This page provides a brief overview of the software created during the project. It is made available open source and free of charge primarily on GitHub and various other platforms. For instance, we generate our DOIs with the help of Zenodo and provide our container images using Docker Hub. That serves others to use and benefit from the project outcomes. For more information, see the respective repositories linked below.
This codebase combines all the code written for or used in the EMPIR project 17IND12 Metrology for the Factory of the Future to enable pulling/cloning all the code and all coding related documents at once.
The following sections on this page list the most important of the contained software projects and link to their latest upstream sources, which are not necessarily the latest official releases in the Metrology for the Factory of the Future project.
Those latest official releases of the project partners' code you find in the correspondingly named subfolders of this GitHub repository.
This software contains code for the firmware of the micro-controller board, which we call the "SmartUp Unit". The software is available in a GitHub repository. An installation guideline can be found in the corresponding wiki. The software is created with SW4STM32 (gcc). The underlying concept and its implementation has been published on Zenodo.

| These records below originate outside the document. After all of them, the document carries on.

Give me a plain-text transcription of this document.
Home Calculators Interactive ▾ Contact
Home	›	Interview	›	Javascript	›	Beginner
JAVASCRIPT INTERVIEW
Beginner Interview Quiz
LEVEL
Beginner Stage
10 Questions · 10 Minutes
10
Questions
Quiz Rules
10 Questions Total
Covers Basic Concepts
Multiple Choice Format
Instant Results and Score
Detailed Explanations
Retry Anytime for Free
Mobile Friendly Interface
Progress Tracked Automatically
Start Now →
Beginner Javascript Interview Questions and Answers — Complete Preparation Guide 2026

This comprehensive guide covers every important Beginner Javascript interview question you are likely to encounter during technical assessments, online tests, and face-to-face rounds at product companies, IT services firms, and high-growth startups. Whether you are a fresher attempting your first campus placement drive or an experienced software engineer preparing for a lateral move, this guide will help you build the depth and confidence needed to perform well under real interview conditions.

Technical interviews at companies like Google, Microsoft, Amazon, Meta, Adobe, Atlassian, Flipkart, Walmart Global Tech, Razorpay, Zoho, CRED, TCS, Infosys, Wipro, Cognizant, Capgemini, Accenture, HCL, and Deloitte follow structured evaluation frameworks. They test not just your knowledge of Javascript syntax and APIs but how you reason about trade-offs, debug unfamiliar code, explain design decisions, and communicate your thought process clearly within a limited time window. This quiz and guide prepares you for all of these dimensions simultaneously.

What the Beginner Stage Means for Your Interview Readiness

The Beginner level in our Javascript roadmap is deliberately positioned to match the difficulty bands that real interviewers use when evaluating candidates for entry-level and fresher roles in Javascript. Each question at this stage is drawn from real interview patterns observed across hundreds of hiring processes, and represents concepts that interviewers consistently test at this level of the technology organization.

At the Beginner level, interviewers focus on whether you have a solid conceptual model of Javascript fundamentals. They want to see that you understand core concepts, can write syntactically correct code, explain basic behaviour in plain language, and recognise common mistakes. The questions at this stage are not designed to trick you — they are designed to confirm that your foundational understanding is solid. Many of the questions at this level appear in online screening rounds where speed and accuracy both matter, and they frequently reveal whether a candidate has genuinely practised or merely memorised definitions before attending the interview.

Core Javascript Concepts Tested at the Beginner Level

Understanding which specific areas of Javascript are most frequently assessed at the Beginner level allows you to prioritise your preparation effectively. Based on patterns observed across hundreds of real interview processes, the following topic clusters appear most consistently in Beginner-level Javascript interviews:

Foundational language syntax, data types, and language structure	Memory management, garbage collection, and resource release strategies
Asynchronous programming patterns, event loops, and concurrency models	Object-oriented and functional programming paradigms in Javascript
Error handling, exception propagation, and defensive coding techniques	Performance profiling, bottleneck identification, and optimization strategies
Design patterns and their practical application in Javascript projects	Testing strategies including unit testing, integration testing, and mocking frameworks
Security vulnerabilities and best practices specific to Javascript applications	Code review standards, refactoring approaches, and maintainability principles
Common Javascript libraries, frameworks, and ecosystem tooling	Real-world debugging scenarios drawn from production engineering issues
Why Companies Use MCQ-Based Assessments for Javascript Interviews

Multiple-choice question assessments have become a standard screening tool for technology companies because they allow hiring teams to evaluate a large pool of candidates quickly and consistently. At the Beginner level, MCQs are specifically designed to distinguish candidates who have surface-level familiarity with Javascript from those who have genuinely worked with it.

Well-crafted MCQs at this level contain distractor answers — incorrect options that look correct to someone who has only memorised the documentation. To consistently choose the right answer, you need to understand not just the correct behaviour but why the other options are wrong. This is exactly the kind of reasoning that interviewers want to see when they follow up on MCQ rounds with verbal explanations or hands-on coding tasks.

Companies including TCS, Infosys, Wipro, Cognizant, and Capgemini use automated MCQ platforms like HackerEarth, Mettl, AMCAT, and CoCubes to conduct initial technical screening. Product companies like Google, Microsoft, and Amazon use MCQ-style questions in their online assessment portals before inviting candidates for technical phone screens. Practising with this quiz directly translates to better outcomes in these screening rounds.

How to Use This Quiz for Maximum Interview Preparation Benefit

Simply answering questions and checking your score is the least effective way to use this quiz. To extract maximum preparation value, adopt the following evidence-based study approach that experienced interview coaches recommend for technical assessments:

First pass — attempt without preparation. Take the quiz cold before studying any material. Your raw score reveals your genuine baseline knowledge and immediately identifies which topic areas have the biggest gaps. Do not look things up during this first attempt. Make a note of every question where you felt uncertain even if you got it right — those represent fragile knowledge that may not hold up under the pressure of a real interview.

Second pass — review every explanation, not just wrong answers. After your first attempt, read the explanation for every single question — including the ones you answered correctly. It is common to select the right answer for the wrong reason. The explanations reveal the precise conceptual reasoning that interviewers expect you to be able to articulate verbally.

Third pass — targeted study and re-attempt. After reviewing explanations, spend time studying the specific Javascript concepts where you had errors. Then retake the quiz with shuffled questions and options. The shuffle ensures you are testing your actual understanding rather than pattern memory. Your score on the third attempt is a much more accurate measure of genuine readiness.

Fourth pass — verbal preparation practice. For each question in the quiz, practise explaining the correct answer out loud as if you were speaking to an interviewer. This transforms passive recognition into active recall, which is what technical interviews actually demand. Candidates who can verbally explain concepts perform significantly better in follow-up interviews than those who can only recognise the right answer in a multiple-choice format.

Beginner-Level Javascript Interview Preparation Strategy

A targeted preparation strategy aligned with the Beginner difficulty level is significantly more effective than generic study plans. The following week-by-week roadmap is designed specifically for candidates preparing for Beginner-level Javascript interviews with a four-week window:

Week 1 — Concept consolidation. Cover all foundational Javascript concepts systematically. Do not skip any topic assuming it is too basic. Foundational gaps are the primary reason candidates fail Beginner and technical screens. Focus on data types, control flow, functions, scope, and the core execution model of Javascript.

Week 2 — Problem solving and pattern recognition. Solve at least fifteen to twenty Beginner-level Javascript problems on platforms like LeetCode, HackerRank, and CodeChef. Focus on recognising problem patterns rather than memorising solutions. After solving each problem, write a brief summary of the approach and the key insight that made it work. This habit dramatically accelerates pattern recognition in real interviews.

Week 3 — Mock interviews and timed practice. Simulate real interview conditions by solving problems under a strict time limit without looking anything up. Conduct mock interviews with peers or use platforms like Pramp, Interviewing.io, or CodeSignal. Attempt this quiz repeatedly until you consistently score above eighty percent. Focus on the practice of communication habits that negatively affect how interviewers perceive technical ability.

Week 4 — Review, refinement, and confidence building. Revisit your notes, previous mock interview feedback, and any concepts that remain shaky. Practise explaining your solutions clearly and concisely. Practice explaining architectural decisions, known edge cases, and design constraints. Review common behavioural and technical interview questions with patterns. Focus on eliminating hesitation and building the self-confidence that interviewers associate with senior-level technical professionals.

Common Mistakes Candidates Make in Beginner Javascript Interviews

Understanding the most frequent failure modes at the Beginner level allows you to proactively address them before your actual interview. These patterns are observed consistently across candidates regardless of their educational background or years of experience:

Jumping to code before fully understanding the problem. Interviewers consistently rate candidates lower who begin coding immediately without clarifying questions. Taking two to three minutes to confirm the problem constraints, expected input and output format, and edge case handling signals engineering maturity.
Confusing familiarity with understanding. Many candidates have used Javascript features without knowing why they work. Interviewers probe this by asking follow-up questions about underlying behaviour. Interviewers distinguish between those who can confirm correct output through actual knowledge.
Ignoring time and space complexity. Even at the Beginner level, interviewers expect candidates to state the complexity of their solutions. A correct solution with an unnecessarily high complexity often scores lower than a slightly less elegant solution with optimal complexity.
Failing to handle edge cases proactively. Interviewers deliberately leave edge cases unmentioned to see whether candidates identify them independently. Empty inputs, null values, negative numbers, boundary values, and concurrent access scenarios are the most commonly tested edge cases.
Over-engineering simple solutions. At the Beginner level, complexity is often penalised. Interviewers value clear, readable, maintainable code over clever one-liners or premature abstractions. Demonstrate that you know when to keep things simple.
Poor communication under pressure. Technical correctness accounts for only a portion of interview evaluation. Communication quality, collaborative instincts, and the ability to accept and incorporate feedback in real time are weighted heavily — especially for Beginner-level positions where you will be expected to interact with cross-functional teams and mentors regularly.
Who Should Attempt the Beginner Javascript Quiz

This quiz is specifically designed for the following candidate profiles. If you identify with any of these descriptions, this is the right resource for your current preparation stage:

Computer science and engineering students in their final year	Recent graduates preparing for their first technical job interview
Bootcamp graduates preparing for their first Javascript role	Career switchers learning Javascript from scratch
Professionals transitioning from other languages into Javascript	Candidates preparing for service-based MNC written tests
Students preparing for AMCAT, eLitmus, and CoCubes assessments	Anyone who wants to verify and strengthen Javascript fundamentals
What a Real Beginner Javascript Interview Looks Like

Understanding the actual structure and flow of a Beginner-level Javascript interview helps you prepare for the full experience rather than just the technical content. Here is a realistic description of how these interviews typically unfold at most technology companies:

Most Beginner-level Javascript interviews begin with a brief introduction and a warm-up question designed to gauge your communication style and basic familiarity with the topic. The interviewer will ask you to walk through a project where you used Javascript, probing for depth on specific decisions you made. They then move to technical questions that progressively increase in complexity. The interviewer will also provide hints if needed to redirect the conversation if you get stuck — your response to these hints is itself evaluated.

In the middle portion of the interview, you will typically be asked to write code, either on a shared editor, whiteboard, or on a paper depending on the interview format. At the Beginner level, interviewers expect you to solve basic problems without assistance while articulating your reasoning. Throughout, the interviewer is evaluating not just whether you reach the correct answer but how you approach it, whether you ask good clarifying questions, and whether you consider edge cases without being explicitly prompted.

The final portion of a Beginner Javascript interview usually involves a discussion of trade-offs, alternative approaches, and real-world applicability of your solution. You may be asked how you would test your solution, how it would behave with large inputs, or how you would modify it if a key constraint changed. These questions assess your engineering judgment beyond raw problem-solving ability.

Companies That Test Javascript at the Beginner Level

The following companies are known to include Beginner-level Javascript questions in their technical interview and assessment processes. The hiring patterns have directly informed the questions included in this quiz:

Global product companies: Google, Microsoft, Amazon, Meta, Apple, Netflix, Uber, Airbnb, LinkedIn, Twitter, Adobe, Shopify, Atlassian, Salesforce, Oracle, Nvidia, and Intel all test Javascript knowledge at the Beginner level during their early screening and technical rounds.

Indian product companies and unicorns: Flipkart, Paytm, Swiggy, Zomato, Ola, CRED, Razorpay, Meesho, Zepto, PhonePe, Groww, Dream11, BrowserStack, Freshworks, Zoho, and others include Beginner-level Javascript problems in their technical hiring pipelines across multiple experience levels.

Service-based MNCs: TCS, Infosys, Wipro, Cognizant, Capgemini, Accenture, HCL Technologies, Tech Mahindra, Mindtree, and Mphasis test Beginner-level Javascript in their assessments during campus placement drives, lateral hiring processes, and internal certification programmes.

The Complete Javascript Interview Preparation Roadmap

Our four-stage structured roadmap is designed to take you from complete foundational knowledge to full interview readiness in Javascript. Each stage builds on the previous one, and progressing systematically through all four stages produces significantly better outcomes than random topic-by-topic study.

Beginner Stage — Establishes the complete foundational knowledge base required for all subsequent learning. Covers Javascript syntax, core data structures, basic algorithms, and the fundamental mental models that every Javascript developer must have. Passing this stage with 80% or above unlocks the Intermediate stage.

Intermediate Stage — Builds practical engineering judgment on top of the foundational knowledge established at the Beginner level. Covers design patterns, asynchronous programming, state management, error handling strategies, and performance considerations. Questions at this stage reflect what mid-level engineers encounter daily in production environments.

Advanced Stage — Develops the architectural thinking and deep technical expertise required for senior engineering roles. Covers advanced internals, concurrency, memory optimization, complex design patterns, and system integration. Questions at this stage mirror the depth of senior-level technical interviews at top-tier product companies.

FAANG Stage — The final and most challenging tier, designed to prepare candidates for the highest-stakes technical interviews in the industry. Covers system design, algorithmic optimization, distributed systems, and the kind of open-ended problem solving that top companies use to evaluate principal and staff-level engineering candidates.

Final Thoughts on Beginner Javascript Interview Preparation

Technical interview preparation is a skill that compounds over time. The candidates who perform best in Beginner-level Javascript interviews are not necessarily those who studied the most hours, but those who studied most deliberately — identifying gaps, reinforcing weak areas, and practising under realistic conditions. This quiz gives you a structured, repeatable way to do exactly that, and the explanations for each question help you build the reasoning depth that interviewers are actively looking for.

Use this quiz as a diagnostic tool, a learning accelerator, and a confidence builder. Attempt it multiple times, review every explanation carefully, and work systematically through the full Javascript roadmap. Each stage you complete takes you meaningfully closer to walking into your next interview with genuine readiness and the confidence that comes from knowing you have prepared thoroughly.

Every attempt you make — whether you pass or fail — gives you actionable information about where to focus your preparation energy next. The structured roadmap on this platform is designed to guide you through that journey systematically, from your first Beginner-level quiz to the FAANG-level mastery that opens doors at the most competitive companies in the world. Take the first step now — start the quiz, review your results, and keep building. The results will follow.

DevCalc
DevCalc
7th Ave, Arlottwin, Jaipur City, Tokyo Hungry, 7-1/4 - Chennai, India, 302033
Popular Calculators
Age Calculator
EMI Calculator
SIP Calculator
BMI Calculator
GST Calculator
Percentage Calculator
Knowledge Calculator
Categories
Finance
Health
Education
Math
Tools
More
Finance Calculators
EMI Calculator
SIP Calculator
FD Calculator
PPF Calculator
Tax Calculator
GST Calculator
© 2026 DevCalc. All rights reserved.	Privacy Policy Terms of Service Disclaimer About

This repository contains the software needed to receive the measurement data from the Met4FoF SmartUp Unit. In this way, it can be viewed as a Python driver to make the measurement data available to other software like agentMET4FOF, as demonstrated in another repository. An introduction can be found on GitHub here.
This software package contains software tools that can be used to analyze measurement data which contain redundancy. The main part of the development has been performed at VSL (Netherlands), with help of the partner institutes NPL (UK), PTB (Germany) and UCAM (UK). The software is provided as a GitHub repository. The methods will are integrated into agentMET4FOF for a future release soon.
The main documentation can be found at ReadTheDocs.
This software implements an algorithm to reduce timing and noise effects in the data recorded by sensors in industrial sensor networks. A Bayesian approach is used to estimate parameters describing the levels of jitter and noise in the measured signal and parameters of a model for the underlying ‘true’ signal, which are used to provide estimates of the values of the true signal.
The software, developed in Python 3.8, is provided in the form of py-files in a GitHub repository. It is intended to be used within the multi-agent framework for the FoF project and thus is integrated into agentMET4FOF since its release v0.12.0.
For further details about the algorithm, please refer to the paper.
With the provided code we showcase an agent-based machine learning approach for online anomaly detection of (in our case simulated) sensor readings. The software is provided in a GitHub repository.
This is an implementation of an agent-based approach to interconnect hardware sensors from the manufacturer Seneca and processing the produced data streams including sensor data buffering as part of the agents' implementation. The software is provided as a GitHub repository.
The goal of this package is to provide a starting point for users in metrology and related areas who deal with time-dependent i.e., dynamic, measurements. The initial version of this software was developed as part of a joint research project of the national metrology institutes from Germany and the UK, i.e. Physikalisch-Technische Bundesanstalt and the National Physical Laboratory.
The documentation for PyDynamic can be found on ReadTheDocs.
The software can be found on GitHub.
Machine Learning tutorials oriented at begginers in data science. Methods are applied on Strathcylde's testbed data (Advanced Forming Research Centre | University of Strathclyde).
The Jupyter Notebooks are available on GitHub.
Machine Learning tutorials oriented at begginers in data science. Methods are applied on ZeMA's testbed data on Zenodo (Zentrum für Mechatronik und Automatisierungstechnik gGmbH).
The Jupyter Notebooks are available on GitHub.
time-series-metadata is a Python implementation of a metadata scheme for time-series with measurement uncertainties. It is developed jointly by software developers and researchers from Physikalisch-Technische Bundesanstalt (Germany) and Institute for Manufacturing (UK) as part of the joint European Research Project EMPIR 17IND12 Met4FoF and the German research project FAMOUS.
time-series-metadata is written in Python 3 and strives to run with all Python versions with upstream support. Currently it is tested to work with Python 3.5 to 3.8.
We provide access to the code hrough a GitHub repository.